Dr. Stern notes that NGS is generally expensive since it is labor intensive, and the technology may not be cost-effective in high-risk patients. She also reviews the potential for increased false positives with NGS, comparing the sensitivity and specificity rates of NGS and standard urine cultures. She highlights the lack of research on NGS and calls for additional analysis into its capabilities.
However, Dr. Stern reviews data from the World Congress and concedes that NGS may have some specific uses in urology. Dr.

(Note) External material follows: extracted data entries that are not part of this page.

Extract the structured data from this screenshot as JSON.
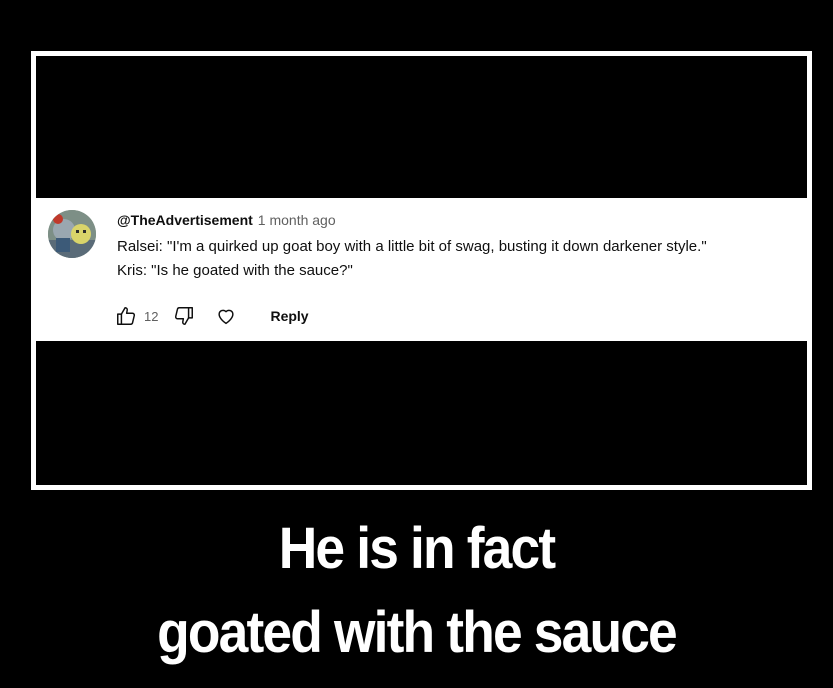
{
  "comment": {
    "author": "@TheAdvertisement",
    "time": "1 month ago",
    "lines": [
      "Ralsei: \"I'm a quirked up goat boy with a little bit of swag, busting it down darkener style.\"",
      "Kris: \"Is he goated with the sauce?\""
    ],
    "like_count": "12",
    "reply_label": "Reply"
  },
  "caption": {
    "line1": "He is in fact",
    "line2": "goated with the sauce"
  },
  "icons": {
    "like": "thumbs-up-icon",
    "dislike": "thumbs-down-icon",
    "heart": "heart-icon"
  },
  "colors": {
    "background": "#000000",
    "frame": "#ffffff",
    "text_primary": "#0f0f0f",
    "text_secondary": "#606060"
  }
}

Stern continues by comparing stone cultures and renal pelvis urine cultures to preoperative midstream urine cultures, highlighting the utility of these cultures while acknowledging the lack of research comparing them to NGS.
She transitions to a 2018 study and evaluates the listed NGS successes, expressing doubts about the usefulness and nature of these successes. Dr. Stern completes her discussion by emphasizing the need to research NGS further and reserve NGS for specific areas in urology, urging urologists to turn to standard cultures for detection.